Eladio Mata, a hospital union leader, says he was shot last year by colectivo members when negotiations deadlocked with the University Hospital of Caracas.

Mr. Mata said he had arrived to the front door of the hospital to find colectivo members blocking it. They were called, he said, by the hospital management. Staff members tried to help him force his way through, he said, but a colectivo member shot him in the back. He was then dragged into an operating room for emergency surgery.

“In this country, it’s prohibited to dissent,” Mr. Mata said.

Dr. Oscar Noya, a tropical infectious disease researcher, said his laboratory had been vandalized almost 30 times by colectivo members, who had destroyed equipment and taken electrical cables.

Dr. Noya said he believed the vandalism was ordered because he publishes information on infectious disease epidemics that the government does not report, particularly the spread of malaria.

Dr. Noya said his repeated complaints to the authorities had been met largely with silence and that the colectivos had “reached a level of total impunity.”

Experts say the colectivos date to the early days of Mr. Chávez, who originally conceived them as social organizations to advance his vision of a Socialist revolution to transform Venezuela’s poor neighborhoods. Many had their own names, flags and uniforms. The government eventually handed them arms and security training as well, deploying them as a separate militia.

As the groups became more powerful, they exerted their own influence independent of the government, most notably in controlling organized crime like drug trafficking in Caracas barrios.

Their power was so great that some even clashed with the police in 2014, part of an effort to oust an interior minister who had sought to curb them. More recently, others have fought deadly shootouts with soldiers in military operations to stop organized crime.

Today, the groups control 10 percent of towns and cities in Venezuela, according to Fermín Mármol, a criminologist at the University of Santa María in Caracas. Mr. Mármol said the deep left-wing ideological bent of the groups means they will defend Mr. Maduro at any cost.

“If tomorrow the revolution loses the presidency, the colectivos will immediately change to urban guerrilla warfare,” the criminologist said.

The colectivo bands have been accused of repeated attacks on journalists covering their activities in the streets. However, in rare interviews in the past, group leaders have denied criminal activity and said they primarily defended the leftist cause.

Despite their attacks against dissenters, for some poor Venezuelans, the colectivos are a source of order that people have come to accept.

On Thursday, in the neighborhood of La Vega, a working-class Caracas area roiled by protests, residents looked on as a band that they identified as members of a local colectivo stopped at a traffic circle during a patrol.

Haide Lira, 58, an administrative assistant who lives on the edge of the neighborhood, said clashes between protesters and the colectivos had startled residents. Her sympathies were drifting away from the protesters. “You don’t push out a government this way,” she said.

Of the colectivos, she said: “They put order where there is disorder.
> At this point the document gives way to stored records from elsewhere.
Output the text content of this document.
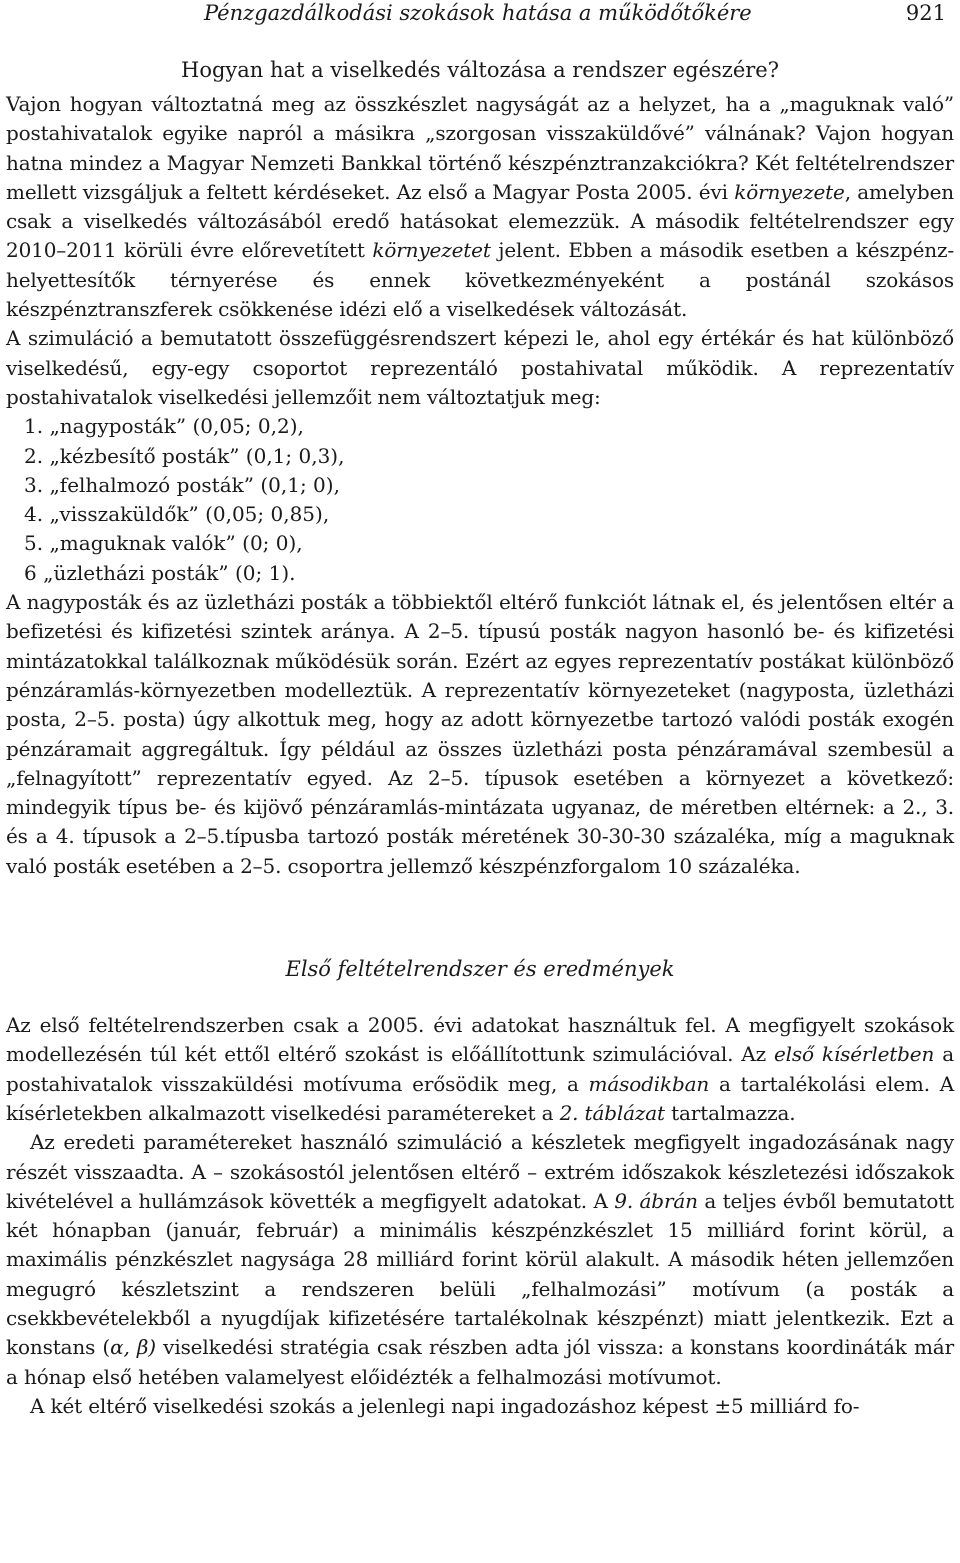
Pénzgazdálkodási szokások hatása a működőtőkére	921
Hogyan hat a viselkedés változása a rendszer egészére?

Vajon hogyan változtatná meg az összkészlet nagyságát az a helyzet, ha a „maguknak való” postahivatalok egyike napról a másikra „szorgosan visszaküldővé” válnának? Vajon hogyan hatna mindez a Magyar Nemzeti Bankkal történő készpénztranzakciókra? Két feltételrendszer mellett vizsgáljuk a feltett kérdéseket. Az első a Magyar Posta 2005. évi környezete, amelyben csak a viselkedés változásából eredő hatásokat elemezzük. A második feltételrendszer egy 2010–2011 körüli évre előrevetített környezetet jelent. Ebben a második esetben a készpénz-helyettesítők térnyerése és ennek következményeként a postánál szokásos készpénztranszferek csökkenése idézi elő a viselkedések változását.

A szimuláció a bemutatott összefüggésrendszert képezi le, ahol egy értékár és hat különböző viselkedésű, egy-egy csoportot reprezentáló postahivatal működik. A reprezentatív postahivatalok viselkedési jellemzőit nem változtatjuk meg:

1. „nagyposták” (0,05; 0,2),
2. „kézbesítő posták” (0,1; 0,3),
3. „felhalmozó posták” (0,1; 0),
4. „visszaküldők” (0,05; 0,85),
5. „maguknak valók” (0; 0),
6 „üzletházi posták” (0; 1).

A nagyposták és az üzletházi posták a többiektől eltérő funkciót látnak el, és jelentősen eltér a befizetési és kifizetési szintek aránya. A 2–5. típusú posták nagyon hasonló be- és kifizetési mintázatokkal találkoznak működésük során. Ezért az egyes reprezentatív postákat különböző pénzáramlás-környezetben modelleztük. A reprezentatív környezeteket (nagyposta, üzletházi posta, 2–5. posta) úgy alkottuk meg, hogy az adott környezetbe tartozó valódi posták exogén pénzáramait aggregáltuk. Így például az összes üzletházi posta pénzáramával szembesül a „felnagyított” reprezentatív egyed. Az 2–5. típusok esetében a környezet a következő: mindegyik típus be- és kijövő pénzáramlás-mintázata ugyanaz, de méretben eltérnek: a 2., 3. és a 4. típusok a 2–5.típusba tartozó posták méretének 30-30-30 százaléka, míg a maguknak való posták esetében a 2–5. csoportra jellemző készpénzforgalom 10 százaléka.

Első feltételrendszer és eredmények

Az első feltételrendszerben csak a 2005. évi adatokat használtuk fel. A megfigyelt szokások modellezésén túl két ettől eltérő szokást is előállítottunk szimulációval. Az első kísérletben a postahivatalok visszaküldési motívuma erősödik meg, a másodikban a tartalékolási elem. A kísérletekben alkalmazott viselkedési paramétereket a 2. táblázat tartalmazza.

Az eredeti paramétereket használó szimuláció a készletek megfigyelt ingadozásának nagy részét visszaadta. A – szokásostól jelentősen eltérő – extrém időszakok készletezési időszakok kivételével a hullámzások követték a megfigyelt adatokat. A 9. ábrán a teljes évből bemutatott két hónapban (január, február) a minimális készpénzkészlet 15 milliárd forint körül, a maximális pénzkészlet nagysága 28 milliárd forint körül alakult. A második héten jellemzően megugró készletszint a rendszeren belüli „felhalmozási” motívum (a posták a csekkbevételekből a nyugdíjak kifizetésére tartalékolnak készpénzt) miatt jelentkezik. Ezt a konstans (α, β) viselkedési stratégia csak részben adta jól vissza: a konstans koordináták már a hónap első hetében valamelyest előidézték a felhalmozási motívumot.

A két eltérő viselkedési szokás a jelenlegi napi ingadozáshoz képest ±5 milliárd fo-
It’s true, they are armed civilians, but what can you do in this upside-down world of ours?”

But their attacks on protesters have traumatized many demonstrators in Caracas, like Mr. Rojas, who witnessed the death of Carlos Moreno, the teenager.

The demonstrators, he said, had tried in vain to save Carlos, pushing his limp body onto a motorcycle to be taken to a hospital, where he was pronounced dead.

Some of the crowd tried to pursue the assailants, but were restrained by others who said it would be useless, witnesses said.

Mr. Rojas, who works with opposition politicians, said he had become used to the attacks, which have long been a fixture of his activism.

“They attack your neighbors when they are in food lines and are identified as opposition members, they attack store owners by making them pay extortions, they attack bakers by taking away part of their production which they later sell on the black market,” he said. “They are not true collectives, or political actors — they are criminals.”